JULY is Fibroids Awareness Month, used to draw attention to the condition that is common in a woman's childbearing years. Between 60 and 80 per cent of women, especially black women, have them — these benign tumours that develop in the uterus and can grow inside the inner cavity, within the muscle wall, or on the surface of the organ. Women can have multiple fibroids which can vary in size from a small seed to as large as a melon.
Here are some fibroids facts as we recognise the month.
1. Not all women are affected by their fibroids — most women won't even know they have them. But they can cause health problems, and about a quarter of women will experience heavy menstrual bleeding resulting in anaemia, bleeding between periods, painful periods, pelvic pain and pressure, an increase in the size of the abdomen, urinary frequency, and even constipation. Fibroids can also lead to infertility or difficulty conceiving as they can cause blockage or compression of the Fallopian tubes, which prevents conception and may impair implantation of the egg in the womb, resulting in a miscarriage.
2. The most common symptoms of fibroids are significant period pain and heavy menstrual and prolonged bleeding during the periods. There may also be terrible back pains, spotting between periods, constipation (usually when fibroids rest on the uterus) and pelvic pain or pressure.

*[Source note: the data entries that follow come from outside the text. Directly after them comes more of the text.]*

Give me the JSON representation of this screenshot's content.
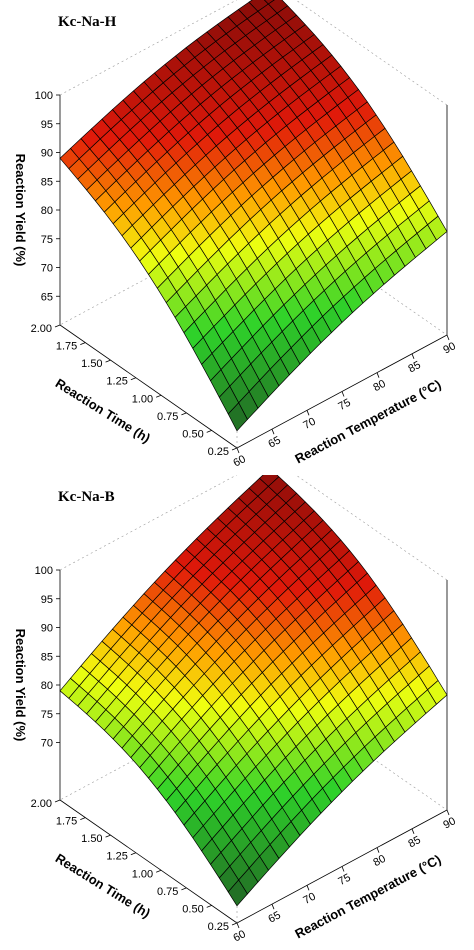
{
  "chart_data": [
    {
      "type": "surface3d",
      "title": "Kc-Na-H",
      "xlabel": "Reaction Temperature (°C)",
      "ylabel": "Reaction Time (h)",
      "zlabel": "Reaction Yield (%)",
      "xlim": [
        60,
        90
      ],
      "ylim": [
        0.25,
        2.0
      ],
      "zlim": [
        60,
        100
      ],
      "xticks": [
        "60",
        "65",
        "70",
        "75",
        "80",
        "85",
        "90"
      ],
      "yticks": [
        "0.25",
        "0.50",
        "0.75",
        "1.00",
        "1.25",
        "1.50",
        "1.75",
        "2.00"
      ],
      "zticks": [
        "65",
        "70",
        "75",
        "80",
        "85",
        "90",
        "95",
        "100"
      ],
      "corners": {
        "t60_h0.25": 63,
        "t60_h2.00": 89,
        "t90_h0.25": 78,
        "t90_h2.00": 99
      },
      "grid": true
    },
    {
      "type": "surface3d",
      "title": "Kc-Na-B",
      "xlabel": "Reaction Temperature (°C)",
      "ylabel": "Reaction Time (h)",
      "zlabel": "Reaction Yield (%)",
      "xlim": [
        60,
        90
      ],
      "ylim": [
        0.25,
        2.0
      ],
      "zlim": [
        60,
        100
      ],
      "xticks": [
        "60",
        "65",
        "70",
        "75",
        "80",
        "85",
        "90"
      ],
      "yticks": [
        "0.25",
        "0.50",
        "0.75",
        "1.00",
        "1.25",
        "1.50",
        "1.75",
        "2.00"
      ],
      "zticks": [
        "70",
        "75",
        "80",
        "85",
        "90",
        "95",
        "100"
      ],
      "corners": {
        "t60_h0.25": 63,
        "t60_h2.00": 79,
        "t90_h0.25": 80,
        "t90_h2.00": 98
      },
      "grid": true
    }
  ],
  "colors": {
    "low": "#1f5a24",
    "mid_green": "#2fd22a",
    "yellow": "#f0ff10",
    "orange": "#ff9a00",
    "red": "#e0190a",
    "high": "#7a0a08",
    "mesh": "#000000"
  }
}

3. There is usually a family history of fibroids, and the risk increases with ageing, diets with excess refined carbohydrates, alcohol consumption, obesity, and hormonal changes. Studies show that fibroid growth is affected by the female hormones oestrogen and progesterone and black women are more susceptible to having numerous larger fibroids compared to non-black women.
4. In pregnancy, fibroids have also been linked to pre-term labour and breech births, since they could obstruct the foetus's ability to turn, and may cause obstruction during labour. One possible but rare problem in pregnancy with fibroids is placenta previa, in which the placenta is implanted too low. Another rare problem is placenta abruption in which the placenta separates from the wall of the womb before the delivery of the foetus. When this happens, the foetus does not get enough oxygen. In women with fibroids, post-partum haemorrhaging also increases.
5. Management of fibroids will depend on the woman's fertility desires, symptoms, and the size of the growths. In mild cases, lifestyle modifications, such as dietary changes, exercise, and natural herbal remedies, may relieve symptoms, while for women who suffer from more problematic symptoms, powerful painkillers and hormonal medications will be needed to control heavy bleeding and pain.
6. Even though there is a high chance that fibroids will come back after they have been removed, women should ensure that they keep themselves generally healthy.
7. Menopause can cause fibroids to shrink because fibroids are oestrogen-dependent. Menopause, in simple terms, signals a permanent end to a woman's reproductive years. Menopause typically occurs in a woman's late 40s to early 50s, or prematurely in instances in which a woman has a hysterectomy. Your risk of developing new fibroids also decreases with the onset of menopause.